If you wake up every day with your brain buzzing, full of anxiety about everything you need to get done that day, or if the busy commute to and from work fills you with dread, don’t worry, we’ve all been there. The pace of life these days can make it all seem like a constant juggling act.
That feeling of losing control, and desperately trying to regain it can cause a great deal of stress in all of us. With this in mind, tomorrow has been declared National Relaxation day, and is dedicated to reminding us all how to switch off and take note of the positive link between relaxation and mental health.
The Effects of Stress
Feelings of stress can occur on a daily basis, depending on the stressors around you. Anything from the sound of car horns in a traffic jam to worrying that the waiter properly understood your dietary requirements can set you off. It’s a normal part of life, and few people could claim to have never felt stressed out before.
The important thing is learning to keep it under control and avoid that feeling of being overwhelmed. Chronic stress can lead to serious physical and mental consequences, as well as put you at risk of developing depression.
The impact of stress on the mind
- Feelings of anxiousness and fear
- Highly irritable
- Easily overwhelmed
- Lowered self-esteem
- Often worried
- Difficult to concentrate or make decisions
The impact of stress on the body
- Frequent headaches
- Increased muscle tension and pain
- Difficulty sleeping well, and often tired
- Dizzy spells
- Over or Under eating
If you are suffering from long-term stress you may also be snappier towards other people, drink or smoke more, and consciously or subconsciously avoid people or things you have an issue with. This may lead to feelings of unhappiness and guilt, all of which have a negative impact on your mental health.
With the established correlation between relaxation and mental health improvement, the key is to find the relaxation techniques that work best for you, to regain control over your feelings of stress.

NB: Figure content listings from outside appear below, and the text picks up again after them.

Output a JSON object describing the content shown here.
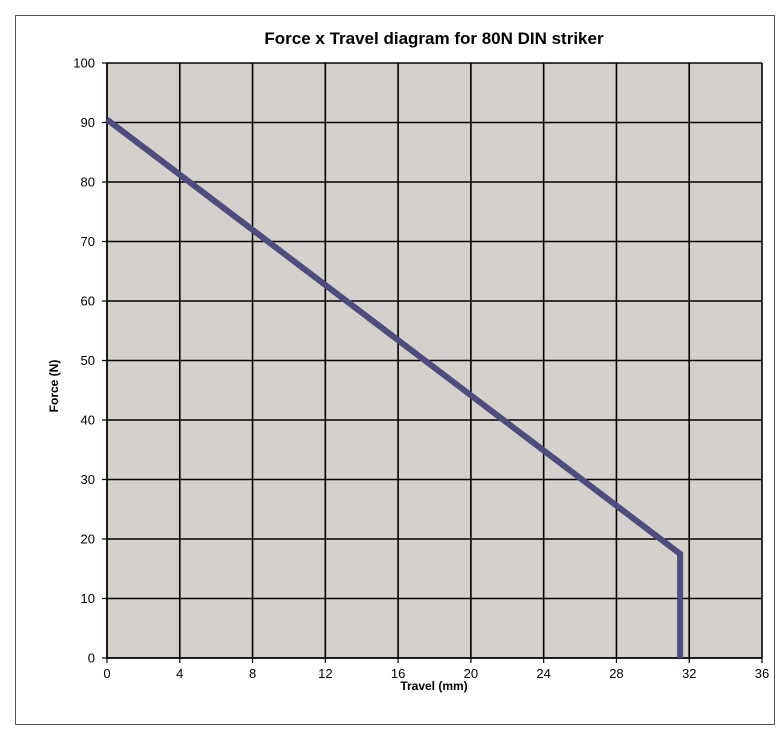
{
  "chart_data": {
    "type": "line",
    "title": "Force x Travel diagram for 80N DIN striker",
    "xlabel": "Travel (mm)",
    "ylabel": "Force (N)",
    "xlim": [
      0,
      36
    ],
    "ylim": [
      0,
      100
    ],
    "x_ticks": [
      "0",
      "4",
      "8",
      "12",
      "16",
      "20",
      "24",
      "28",
      "32",
      "36"
    ],
    "y_ticks": [
      "0",
      "10",
      "20",
      "30",
      "40",
      "50",
      "60",
      "70",
      "80",
      "90",
      "100"
    ],
    "grid": true,
    "plot_background": "#d4d0cc",
    "series": [
      {
        "color": "#4d4c7d",
        "points": [
          {
            "x": 0,
            "y": 90.5
          },
          {
            "x": 31.5,
            "y": 17.5
          },
          {
            "x": 31.5,
            "y": 0
          }
        ]
      }
    ]
  }
}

Relaxation and Mental Health – Techniques For Coping
- Focus on your breathing
Sit up straight in a comfortable chair with your eyes closed. Inhale through your nose for a count of four, hold your breath for a count of four, and exhale through your mouth to a count of 6, or whatever feels most comfortable. Repeat the process until you start to feel a little calmer.
- Take a technology break
Most of us are addicted to our phones and that feeling of being connected, but giving yourself a little space from technology can be helpful for both relaxation and mental health. Choose a particular hour of the day especially for switching your phone off, and staying away from the TV in favour of reading or going for a walk in nature. Disconnecting is important from time to time to give you a chance to breathe and focus on yourself.
- Listen to music
This is particularly good if you are in public, and unable to escape an environment that is causing you stress, such as a busy train. Use your phone and a pair of headphones to listen to some music that you enjoy and find relaxing. Music can have a surprising effect on the brain, and really help to soothe your mind which in turn will calm you down.
- Get Active
Regular exercise is beneficial for all of us, proven to keep our bodies healthy and our moods brighter, so any exercise may help to alleviate some of your stress. Breath-focused exercises such as yoga and pilates are ideal for relieving tension and anxiety and going to a class a couple of times a week may really help with relaxation long term.
- Don’t be afraid to seek help
If you’ve faced chronic stress for many years with no sort of improvement despite trying many different relaxation techniques, it’s a good idea to seek external help. This may be contacting family and friends for advice and support, or it may be booking an appointment with a GP to talk things through. We offer an out of hours service for Richmond from 6.30pm to 8am every day, so if you are unable to meet with a GP during surgery hours due to work or other commitments, you can book an appointment with us by dialling 111. Stress can have a dramatic effect on your mental health, and it is important to speak with a medical professional if you feel like you can’t cope.
With the overwhelming evidence that relaxation and mental health are positively linked, it is important that we all remember to take time to relax if we feel a little stressed out. From just taking some deep breaths to tuning out with some music for half an hour, regularly practicing these easy relaxation techniques can really make a positive difference to your mental health and wellbeing.